H2GC: UK gambling tax hike will yield only half of Treasury’s expected windfall
Summary
H2 Gambling Capital (H2GC) finds the planned UK gambling tax rises will generate roughly £800m by FY28 — about half the Treasury/OBR’s headline forecast of £1.6bn (and significantly below the OBR’s behavioural-adjusted £1.1bn). H2GC’s analysis accounts for behavioural shifts: reduced player demand, smaller bonuses, operator exits and a marked move to offshore/black‑market sites.
The consultancy expects iGaming to be hardest hit (remote gaming duty rising from 21% to 40% in April 2026) and a separate remote betting duty to rise to 25% from April 2027. Gross gaming yield (GGY) and gross gaming revenue (GGR) could fall sharply — with GGY down c.£1.1bn (14%) and GGR down c.£1.97bn (22%) by FY28 if the changes proceed. Crucially, H2GC warns the GB black market could more than double by FY28 as channelisation to licensed operators falls.
Key Points
- H2GC estimates additional tax receipts of ~£800m by FY28 — around half the Treasury/OBR’s static £1.6bn projection and well below earlier expectations.

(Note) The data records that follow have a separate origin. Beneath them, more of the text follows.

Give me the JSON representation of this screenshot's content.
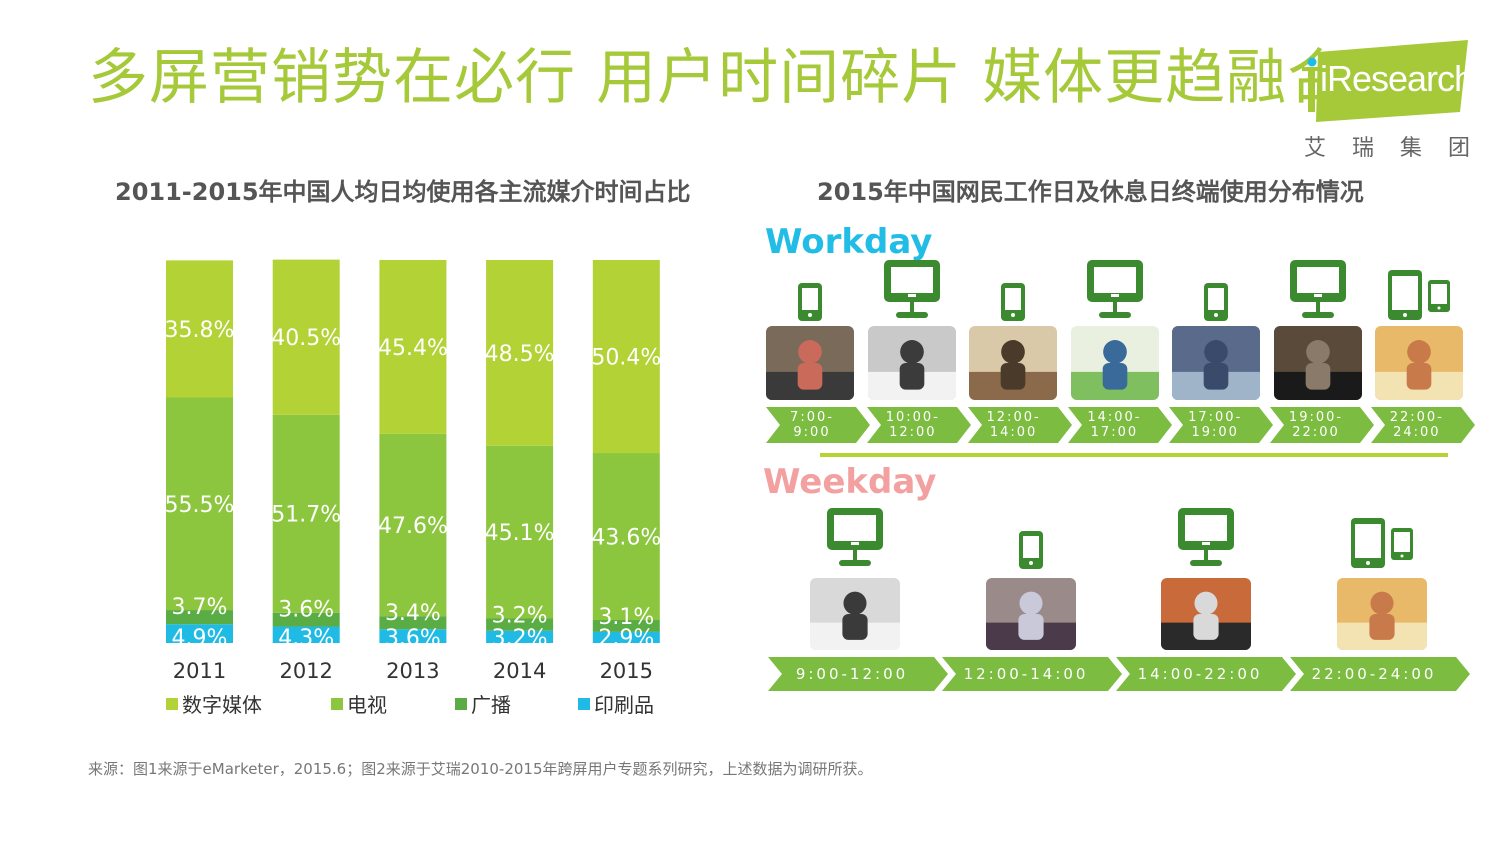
{
  "header": {
    "title": "多屏营销势在必行 用户时间碎片 媒体更趋融合",
    "logo_text": "iResearch",
    "logo_sub": [
      "艾",
      "瑞",
      "集",
      "团"
    ]
  },
  "left_chart": {
    "title": "2011-2015年中国人均日均使用各主流媒介时间占比"
  },
  "chart_data": {
    "type": "bar",
    "stacked": true,
    "categories": [
      "2011",
      "2012",
      "2013",
      "2014",
      "2015"
    ],
    "series": [
      {
        "name": "数字媒体",
        "values": [
          35.8,
          40.5,
          45.4,
          48.5,
          50.4
        ],
        "labels": [
          "35.8%",
          "40.5%",
          "45.4%",
          "48.5%",
          "50.4%"
        ],
        "color": "#b2d235"
      },
      {
        "name": "电视",
        "values": [
          55.5,
          51.7,
          47.6,
          45.1,
          43.6
        ],
        "labels": [
          "55.5%",
          "51.7%",
          "47.6%",
          "45.1%",
          "43.6%"
        ],
        "color": "#8cc63f"
      },
      {
        "name": "广播",
        "values": [
          3.7,
          3.6,
          3.4,
          3.2,
          3.1
        ],
        "labels": [
          "3.7%",
          "3.6%",
          "3.4%",
          "3.2%",
          "3.1%"
        ],
        "color": "#5aac44"
      },
      {
        "name": "印刷品",
        "values": [
          4.9,
          4.3,
          3.6,
          3.2,
          2.9
        ],
        "labels": [
          "4.9%",
          "4.3%",
          "3.6%",
          "3.2%",
          "2.9%"
        ],
        "color": "#1fbbe5"
      }
    ],
    "ylim": [
      0,
      100
    ],
    "legend_position": "bottom"
  },
  "right_panel": {
    "title": "2015年中国网民工作日及休息日终端使用分布情况",
    "workday": {
      "label": "Workday",
      "slots": [
        {
          "device": "phone-icon",
          "lines": [
            "7:00-",
            "9:00"
          ]
        },
        {
          "device": "monitor-icon",
          "lines": [
            "10:00-",
            "12:00"
          ]
        },
        {
          "device": "phone-icon",
          "lines": [
            "12:00-",
            "14:00"
          ]
        },
        {
          "device": "monitor-icon",
          "lines": [
            "14:00-",
            "17:00"
          ]
        },
        {
          "device": "phone-icon",
          "lines": [
            "17:00-",
            "19:00"
          ]
        },
        {
          "device": "monitor-icon",
          "lines": [
            "19:00-",
            "22:00"
          ]
        },
        {
          "device": "tablet-phone-icon",
          "lines": [
            "22:00-",
            "24:00"
          ]
        }
      ]
    },
    "weekday": {
      "label": "Weekday",
      "slots": [
        {
          "device": "monitor-icon",
          "lines": [
            "9:00-12:00"
          ]
        },
        {
          "device": "phone-icon",
          "lines": [
            "12:00-14:00"
          ]
        },
        {
          "device": "monitor-icon",
          "lines": [
            "14:00-22:00"
          ]
        },
        {
          "device": "tablet-phone-icon",
          "lines": [
            "22:00-24:00"
          ]
        }
      ]
    },
    "colors": {
      "device": "#3b8a2f",
      "arrow": "#7cbc41",
      "divider": "#b6d334"
    }
  },
  "footer": {
    "source": "来源：图1来源于eMarketer，2015.6；图2来源于艾瑞2010-2015年跨屏用户专题系列研究，上述数据为调研所获。"
  }
}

- OBR reduced its figure to £1.1bn after behavioural adjustments; H2GC’s behavioural-adjusted estimate is lower still (£800m).
- Remote gaming duty (iGaming) rising from 21% to 40% in April 2026; remote betting duty to 25% from April 2027.
- GGY could fall ~£1.1bn (14%) and GGR ~£1.97bn (22%) by FY28 due to operator exits and player migration offshore.
- iGaming is projected to be the worst affected: up to a 16% drop in GGY and a possible 25% fall in GGR by FY28.
- Channelisation to onshore operators could drop from c.94% to as low as 87% (GGY), with iGaming onshore share falling to ~83% — implying offshore GGY/GGR could rise by ~110%.
- Industry reaction highlights risks: increased black‑market traffic, lower bonuses, cost cutting and potential job losses.
Context and Relevance
This analysis lands amid the UK autumn budget tax announcements and is important for operators, investors, regulators and policy makers. It challenges optimistic revenue forecasts by showing how player and operator behaviour can erode the expected take — and warns of large unintended consequences for player protection and the regulated market if customers move offshore.
Why should I read this?
Because if you work in UK gambling, finance or regulation — or invest in the sector — this is the short version of a big headache. H2GC says the tax plan might look like a win on paper, but in practice it could shrink the onshore market and boost the illegal one. Read it to know what to expect: lower yields, fewer bonuses, possible job cuts and a much bigger black market. We’ve done the reading — you get the punchlines.